Many employers may see the FMLA notification process as redundant, especially when someone has completed and returned a certification requesting PFML and been approved for PFML. Still, complying with the PFML is not enough. Employers must also comply with the FMLA notification procedures. Employers who forget to comply with the FMLA procedures or make a conscious decision not to face significant risks that are often not immediately evident.
Risks associated with failure to designate the leave as FMLA covered
Employers who do not comply with the notice requirements under the federal FMLA can be subject to fines and penalties imposed by the Department of Labor, even if the employee was permitted to take the 12 workweeks of leave and suffers no actual harm (i.e. lost wages, denial of leave).

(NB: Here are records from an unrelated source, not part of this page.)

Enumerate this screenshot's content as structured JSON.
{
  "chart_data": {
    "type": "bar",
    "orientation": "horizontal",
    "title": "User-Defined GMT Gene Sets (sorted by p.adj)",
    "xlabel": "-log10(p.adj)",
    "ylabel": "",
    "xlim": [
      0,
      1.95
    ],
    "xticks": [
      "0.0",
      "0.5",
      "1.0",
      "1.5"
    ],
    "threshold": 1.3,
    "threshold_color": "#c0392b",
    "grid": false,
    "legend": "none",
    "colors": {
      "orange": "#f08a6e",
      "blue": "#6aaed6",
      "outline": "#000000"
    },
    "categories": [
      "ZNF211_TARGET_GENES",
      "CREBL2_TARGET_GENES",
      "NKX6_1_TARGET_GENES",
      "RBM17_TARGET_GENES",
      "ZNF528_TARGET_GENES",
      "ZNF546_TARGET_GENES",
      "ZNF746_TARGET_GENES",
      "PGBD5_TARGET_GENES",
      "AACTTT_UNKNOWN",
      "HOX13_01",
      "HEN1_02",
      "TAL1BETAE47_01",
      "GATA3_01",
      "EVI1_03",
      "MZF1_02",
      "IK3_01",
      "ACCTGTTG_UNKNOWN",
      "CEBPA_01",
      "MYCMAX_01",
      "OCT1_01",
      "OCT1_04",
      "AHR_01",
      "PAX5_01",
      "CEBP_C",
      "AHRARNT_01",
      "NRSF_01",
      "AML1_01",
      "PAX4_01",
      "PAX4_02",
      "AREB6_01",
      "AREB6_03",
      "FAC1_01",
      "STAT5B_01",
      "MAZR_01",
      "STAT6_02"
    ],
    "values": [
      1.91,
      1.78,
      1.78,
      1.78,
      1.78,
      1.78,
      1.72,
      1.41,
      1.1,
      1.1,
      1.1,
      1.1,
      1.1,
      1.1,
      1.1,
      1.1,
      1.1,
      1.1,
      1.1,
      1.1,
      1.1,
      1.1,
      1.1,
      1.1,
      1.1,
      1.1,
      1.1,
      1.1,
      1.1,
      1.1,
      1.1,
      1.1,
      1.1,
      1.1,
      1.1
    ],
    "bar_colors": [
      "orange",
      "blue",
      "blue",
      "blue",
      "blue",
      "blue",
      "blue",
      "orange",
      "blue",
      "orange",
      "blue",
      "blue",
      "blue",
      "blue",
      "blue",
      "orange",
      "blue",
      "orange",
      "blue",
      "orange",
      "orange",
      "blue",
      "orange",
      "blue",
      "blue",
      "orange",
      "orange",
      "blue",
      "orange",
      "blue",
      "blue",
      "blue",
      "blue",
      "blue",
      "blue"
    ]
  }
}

More importantly, however, failure to designate an FMLA-qualifying leave as FMLA could harm the employer in the future too. If an employer does not designate the time as FMLA, there is risk that the employer has to provide the employee with another 12 workweeks of FMLA because leave time can only be retroactively designated as FMLA when “the employer’s failure to timely designate leave does not cause harm or injury to the employee” or when the employer and the employee mutually agree to have the leave retroactively designated as FMLA time.
Consider this scenario: an employee is hired on January 1. The employee, who is not yet FMLA eligible because she has not worked for the company for twelve months, takes PFML for her own serious health condition for 14 workweeks from August until November. A few months later, in January, the employee takes 12 weeks of PFML to care for her mother. The employer forgets to designate the 12 weeks of family leave as FMLA, even though the employee is now eligible. Thereafter, later in the same year, the employee informs the employer that she is having a knee replacement, and she needs to utilize 12 workweeks of FMLA. The employer denies the leave and informs the employee that she already utilized 12 workweeks of FMLA from January to March when she took leave to care for her mother. The employee disagrees that she already used her FMLA time and says she relied on having that time when determining when to schedule her surgery.
In this instance, the employer is retroactively designating the prior leave as FMLA and it is causing harm to the employee who relied on having the time available. Additionally, if she knew she was using her 12 weeks of FMLA to take care of her mother, she may have found someone else to do so. That way, she could have saved her FMLA time to use for her own surgery. Because the employer’s failure to notify the employee that the FMLA time she took to care for her mother was being counted against her 12-week FMLA allotment prejudiced the employee, the employer likely would have to afford the employee an additional 12 weeks of FMLA protected time.
What should you do?
FMLA-covered employees must follow the FMLA process every time and be sure to designate qualifying FMLA leave as such, whenever an employee is FMLA-eligible. If you are an employer that uses a third-party administrator, make sure they are taking all the steps necessary to ensure FMLA compliance.
Additionally, employers should make sure that their PFML and FMLA policies indicate that PFML and FMLA leave run concurrently whenever the person is eligible for both leaves to put employees on notice of this policy.
Employers with questions should speak with their labor and employment counsel.